Further definitions will now be provided in relation to the type of monitoring that may be performed. An “off-line” system allows the user to take a sample from a system, and analyse it at a later stage. Such a system is useful if the equipment for analysis is located far from the location at which the sample is taken. It can also provide the user with a method for collecting samples taken at various time points and then analysing them to produce data showing composition relative to time. An “at-line” system allows the user to remove a sample from the system and analyse it on site. For example, the user could remove the sample with a syringe through a needle port, mix it with a detection molecule, mount on a microscope slide and analyse the signal. A portable spectrofluorometer may also be used for the detection step. This system is not real time but is rapid, and all of the equipment is portable and may be automated, making this method of testing suitable for offshore use. “Inline” methods involve analysing system components in situ in real time. An example might be the upstream injection of some dye, a mixing chamber and then snapshot imaging or fluorescence reading.
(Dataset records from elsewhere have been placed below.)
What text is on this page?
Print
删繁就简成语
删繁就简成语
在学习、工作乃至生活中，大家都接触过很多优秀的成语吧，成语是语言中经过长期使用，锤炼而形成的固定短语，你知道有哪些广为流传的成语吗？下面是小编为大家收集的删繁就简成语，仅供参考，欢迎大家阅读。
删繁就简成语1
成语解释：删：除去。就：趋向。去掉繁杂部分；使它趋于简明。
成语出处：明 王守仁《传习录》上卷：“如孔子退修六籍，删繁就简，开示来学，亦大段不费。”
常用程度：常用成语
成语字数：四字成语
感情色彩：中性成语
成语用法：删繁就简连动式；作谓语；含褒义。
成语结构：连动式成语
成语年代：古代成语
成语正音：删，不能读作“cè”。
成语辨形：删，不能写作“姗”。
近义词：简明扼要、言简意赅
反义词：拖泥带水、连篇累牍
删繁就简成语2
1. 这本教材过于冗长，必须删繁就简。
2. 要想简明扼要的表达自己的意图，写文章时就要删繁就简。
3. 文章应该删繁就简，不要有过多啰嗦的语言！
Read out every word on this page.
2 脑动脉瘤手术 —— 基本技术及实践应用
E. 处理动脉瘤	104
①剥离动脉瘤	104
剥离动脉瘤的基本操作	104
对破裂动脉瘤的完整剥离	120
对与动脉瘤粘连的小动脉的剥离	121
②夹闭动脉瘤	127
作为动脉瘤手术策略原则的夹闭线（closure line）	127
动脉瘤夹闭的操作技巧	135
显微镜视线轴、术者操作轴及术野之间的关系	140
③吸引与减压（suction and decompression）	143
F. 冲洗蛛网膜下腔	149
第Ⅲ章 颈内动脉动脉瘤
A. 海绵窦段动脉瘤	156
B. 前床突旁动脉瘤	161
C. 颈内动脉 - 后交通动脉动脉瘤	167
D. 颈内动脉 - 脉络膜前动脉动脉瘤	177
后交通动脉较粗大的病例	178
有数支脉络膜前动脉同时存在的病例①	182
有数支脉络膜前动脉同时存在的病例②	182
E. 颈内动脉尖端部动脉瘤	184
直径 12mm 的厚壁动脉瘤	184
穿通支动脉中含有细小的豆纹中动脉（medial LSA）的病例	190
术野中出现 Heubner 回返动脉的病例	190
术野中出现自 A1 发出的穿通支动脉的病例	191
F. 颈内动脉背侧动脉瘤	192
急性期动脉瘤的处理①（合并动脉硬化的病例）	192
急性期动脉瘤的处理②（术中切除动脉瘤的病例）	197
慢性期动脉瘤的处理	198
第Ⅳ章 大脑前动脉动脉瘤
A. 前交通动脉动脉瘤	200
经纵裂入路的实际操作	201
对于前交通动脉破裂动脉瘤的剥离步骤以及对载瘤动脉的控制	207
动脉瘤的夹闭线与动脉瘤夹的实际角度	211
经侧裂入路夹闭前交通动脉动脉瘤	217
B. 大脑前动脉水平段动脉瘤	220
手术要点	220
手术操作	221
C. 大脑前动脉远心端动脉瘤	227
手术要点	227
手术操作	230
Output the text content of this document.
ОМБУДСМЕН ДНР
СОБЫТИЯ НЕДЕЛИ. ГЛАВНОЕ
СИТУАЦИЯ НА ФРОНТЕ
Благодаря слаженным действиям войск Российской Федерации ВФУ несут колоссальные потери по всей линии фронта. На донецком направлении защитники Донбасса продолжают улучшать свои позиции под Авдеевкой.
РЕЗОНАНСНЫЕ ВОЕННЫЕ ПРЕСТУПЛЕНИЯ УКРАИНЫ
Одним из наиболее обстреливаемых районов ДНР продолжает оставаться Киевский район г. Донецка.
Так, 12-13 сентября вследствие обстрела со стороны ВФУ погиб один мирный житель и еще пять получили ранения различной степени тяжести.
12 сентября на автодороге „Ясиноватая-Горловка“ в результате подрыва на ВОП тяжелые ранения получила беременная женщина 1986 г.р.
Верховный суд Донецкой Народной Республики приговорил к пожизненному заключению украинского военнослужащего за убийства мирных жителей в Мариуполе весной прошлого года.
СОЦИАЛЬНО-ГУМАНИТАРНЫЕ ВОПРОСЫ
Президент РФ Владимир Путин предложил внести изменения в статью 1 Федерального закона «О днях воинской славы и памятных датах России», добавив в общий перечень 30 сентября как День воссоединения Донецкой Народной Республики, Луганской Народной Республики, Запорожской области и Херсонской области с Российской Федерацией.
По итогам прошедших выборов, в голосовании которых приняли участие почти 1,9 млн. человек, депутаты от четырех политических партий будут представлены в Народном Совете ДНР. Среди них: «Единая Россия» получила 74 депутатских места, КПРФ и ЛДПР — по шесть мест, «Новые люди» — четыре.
Whilst it may be possible to achieve this in the main pipe (using the general flow of fluid to mix in the marker) it is much more likely (due to amounts of needed for such large volumes and ability to detect signal through wall) that any in-line system would require a loop (e.g. similar to those used currently for gas chromatography fast flow loops) to be drawn off the main flow but in such a way that it was representative. In this way it may be that we have a line that draws a representative fluid from the main line and into which marker is injected. This then feeds into a flow cell connected to fluorometer, imager etc. This line may rejoin the main flow or be removed to waste (depending on toxicity of marker, bioaccumulation risk of marker or volumes to be stored etc). An “online” system may be an automated monitoring system, which feeds directly into a computerised system for monitoring offsite. For example, an online system may incorporate an automated “in-line” system, information from the in-line system being recorded directly to the operator's computer system so that technicians at a different location may review it. This method advantageously allows data to be recorded in real time, but the personnel required to analyse the data would not need to be on-site.